Sunday, September 19, 2004

hening

hari-hari itu sudah lewat.. badai deras itu sudah berlalu.
terima kasih Tuhan untuk kelegaan yang memenuhi batin kedua orangtua dan segenap keluarga.., semua itu sungguh meringankan pundak ini--memberinya kesempatan untuk beristirahat sejenak.

ya, sejenak sudahlah cukup.
setelah ini, banyak jalan yang harus ditempuh. titian hari dalam kelapangan yang lebih di dalam hati. Semoga Tuhan berkenan menganugrahkan kejernihan fikir dan ringannya langkah.. dalam setiap jalan yang harus ditempuhi.

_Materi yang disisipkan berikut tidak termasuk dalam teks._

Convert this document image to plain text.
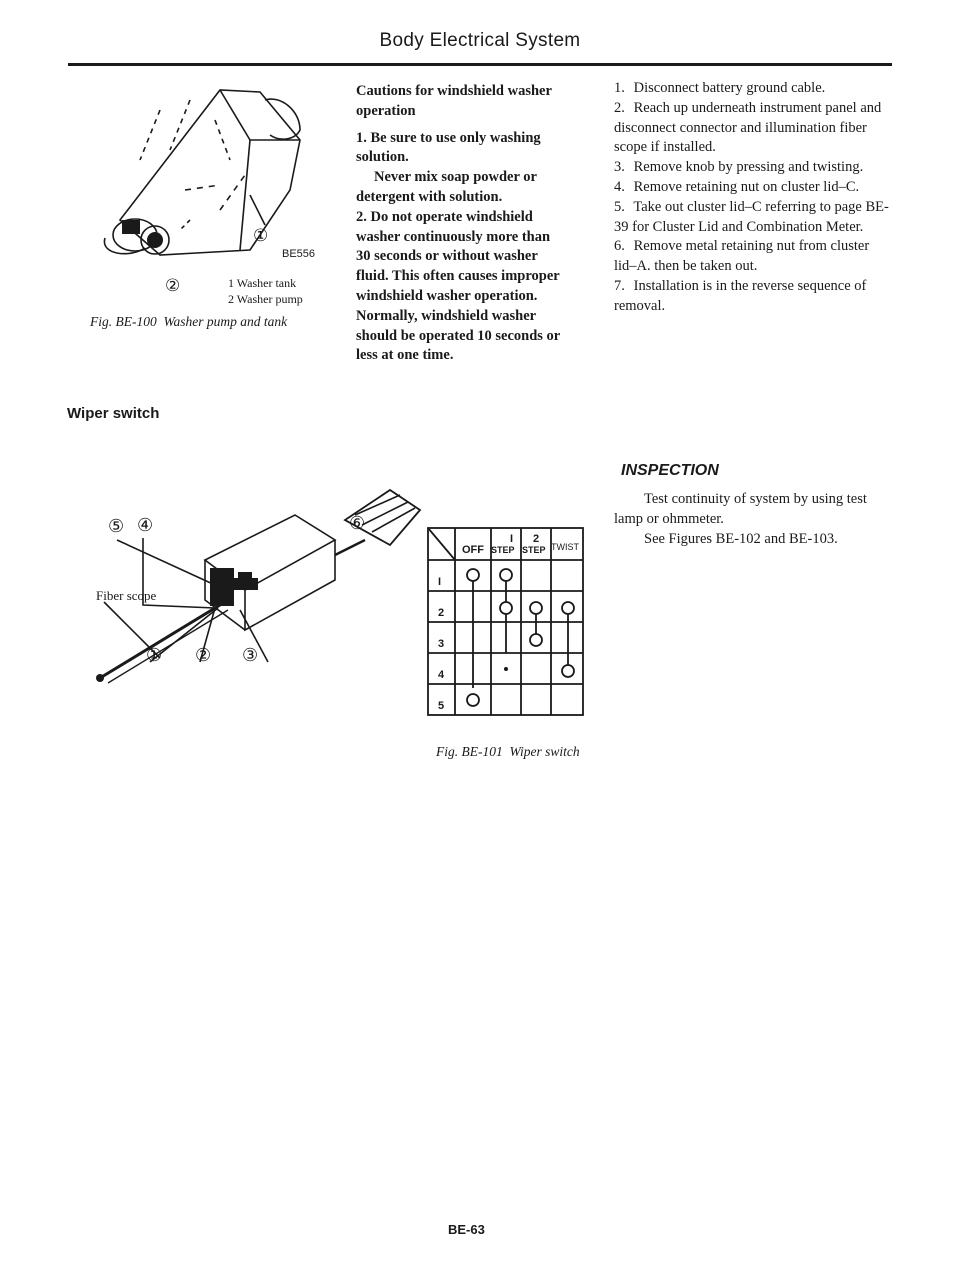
Body Electrical System
①
②
BE556
1 Washer tank
2 Washer pump
Fig. BE-100 Washer pump and tank

Cautions for windshield washer operation

1. Be sure to use only washing solution.

Never mix soap powder or detergent with solution.

2. Do not operate windshield washer continuously more than 30 seconds or without washer fluid. This often causes improper windshield washer operation. Normally, windshield washer should be operated 10 seconds or less at one time.

1. Disconnect battery ground cable.
2. Reach up underneath instrument panel and disconnect connector and illumination fiber scope if installed.
3. Remove knob by pressing and twisting.
4. Remove retaining nut on cluster lid–C.
5. Take out cluster lid–C referring to page BE-39 for Cluster Lid and Combination Meter.
6. Remove metal retaining nut from cluster lid–A. then be taken out.
7. Installation is in the reverse sequence of removal.
Wiper switch
INSPECTION

Test continuity of system by using test lamp or ohmmeter.

See Figures BE-102 and BE-103.

Fiber scope
⑤ ④
① ② ③
⑥
OFF
I
STEP
2
STEP TWIST
I
2
3
4
5
Fig. BE-101 Wiper switch
BE-63
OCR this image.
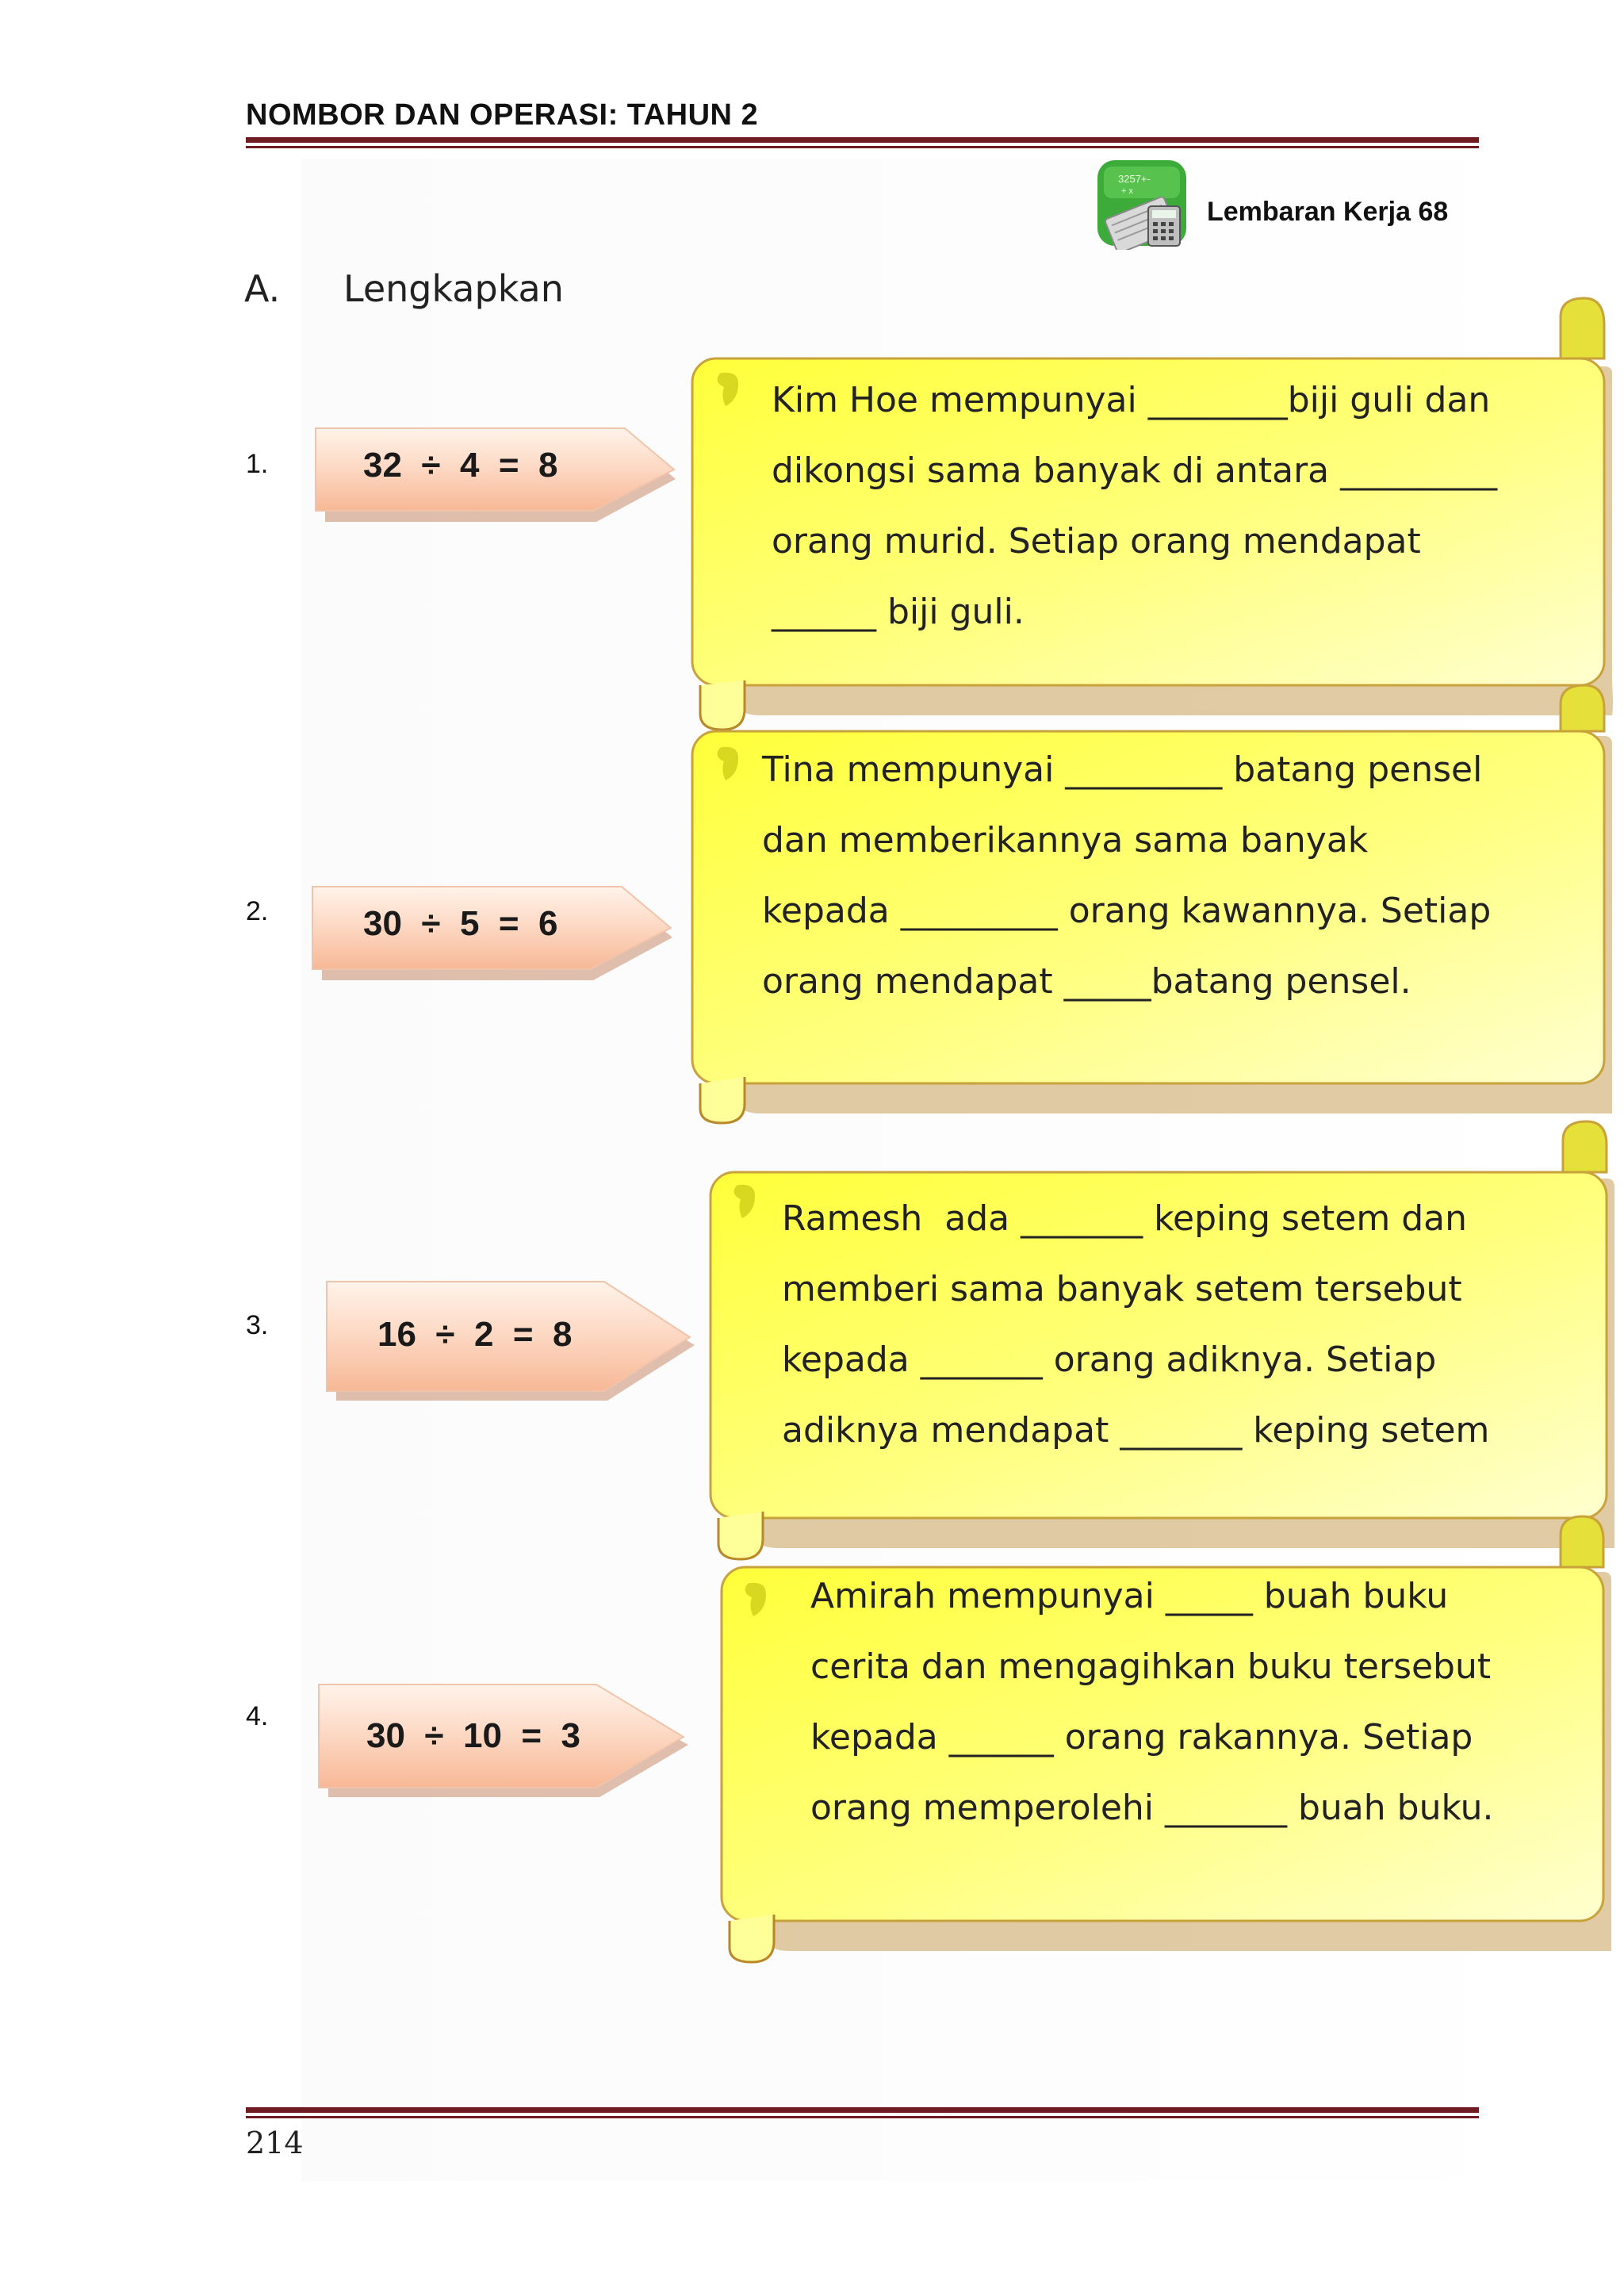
NOMBOR DAN OPERASI: TAHUN 2
3257+-
+ x
Lembaran Kerja 68
A. Lengkapkan
1.	32  ÷  4  =  8
Kim Hoe mempunyai ________biji guli dan
dikongsi sama banyak di antara _________
orang murid. Setiap orang mendapat
______ biji guli.
2.	30  ÷  5  =  6
Tina mempunyai _________ batang pensel
dan memberikannya sama banyak
kepada _________ orang kawannya. Setiap
orang mendapat _____batang pensel.
3.	16  ÷  2  =  8
Ramesh  ada _______ keping setem dan
memberi sama banyak setem tersebut
kepada _______ orang adiknya. Setiap
adiknya mendapat _______ keping setem
4.	30  ÷  10  =  3
Amirah mempunyai _____ buah buku
cerita dan mengagihkan buku tersebut
kepada ______ orang rakannya. Setiap
orang memperolehi _______ buah buku.
214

semoga diri ini dapat lebih berbagi dan berarti.

Sunday, August 29, 2004

almost perfect!

sering saya merasa kalau saya ini sendirian, lonely.
sungguh. itu jelas terasa, bahkan oleh rekan-rekan saya.

tapi, beberapa hari ini,
banyak kesadaran dan gambaran nyata yang hadir di fikiran bahwa ternyata diri ini sangatlah kaya!
sebut saja sebuah contoh.
beberapa hari lalu, ketika lagi sengaja menyendiri untuk kontemplasi ringan, sambil minum susu cokelat di kantin salman, saya menyadari bahwa saya tinggal di tengah lingkungan yang sangat luar biasa indah dan hangat, dengan begitu banyak rekan yang dengan mereka saya sering bekerja sama, teman-teman dan adik yang menghormati saya, dan begitu banyak lagi oranglain yang sangat peduli dengan apa yang sedang saya upayakan untuk tertunai--TA.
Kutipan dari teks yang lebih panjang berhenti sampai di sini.